Súbito, veem movimento entre os arbustos, à distância, em terra firme. Em silêncio, trocam um olhar, contendo a respiração e, com o menor ruído possível, aproximam a canoa das árvores, ocultando-se, quanto podem, enquanto continuam a observar. 
Uma longa fila de homens armados caminha, removendo a vegetação. Estão pintados, e os meninos sabem: é pintura de guerra, que mostra, no corpo, a sanha que vai na mente. São inimigos. Vêm vingar um dos seus, que, há tempos, foi morto por gente da aldeia à beira-mar.
Por costume indígena, não atacarão enquanto há luz. A guerra é coisa para as horas em que as estrelas vigiam, quando a surpresa pode ser manejada como a mais útil das armas.

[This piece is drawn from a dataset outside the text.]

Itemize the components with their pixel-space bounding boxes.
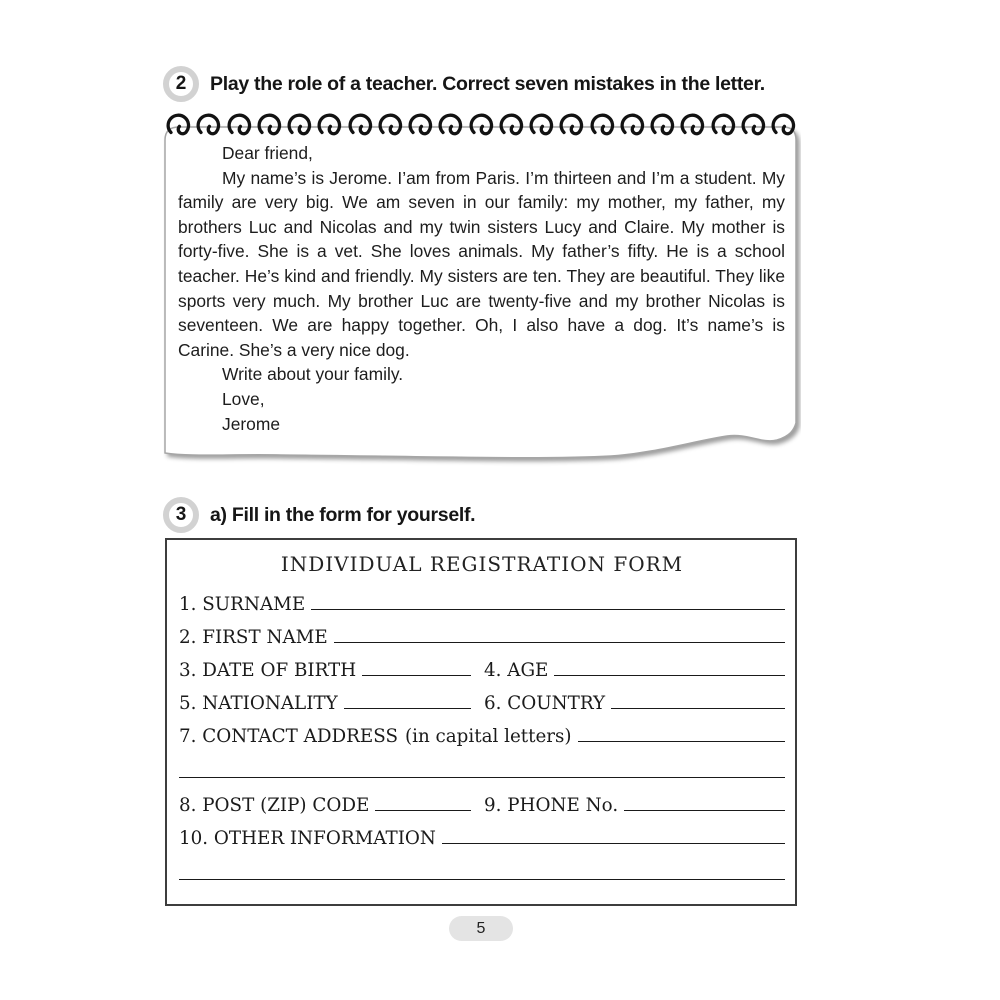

Depois de esperar por um momento de segurança, os meninos se afastam, deslizando os remos sutilmente. Em alguns minutos já estão no mar. Agora, seus músculos juvenis têm pressa. Chegarão a tempo, avisarão os idosos, o chefe dará as ordens, haverá flechas em quantidade, arcos, tacapes e pintura corporal, também. Nesse dia, em meio à agitação dos preparativos de defesa, os três meninos é que serão os heróis.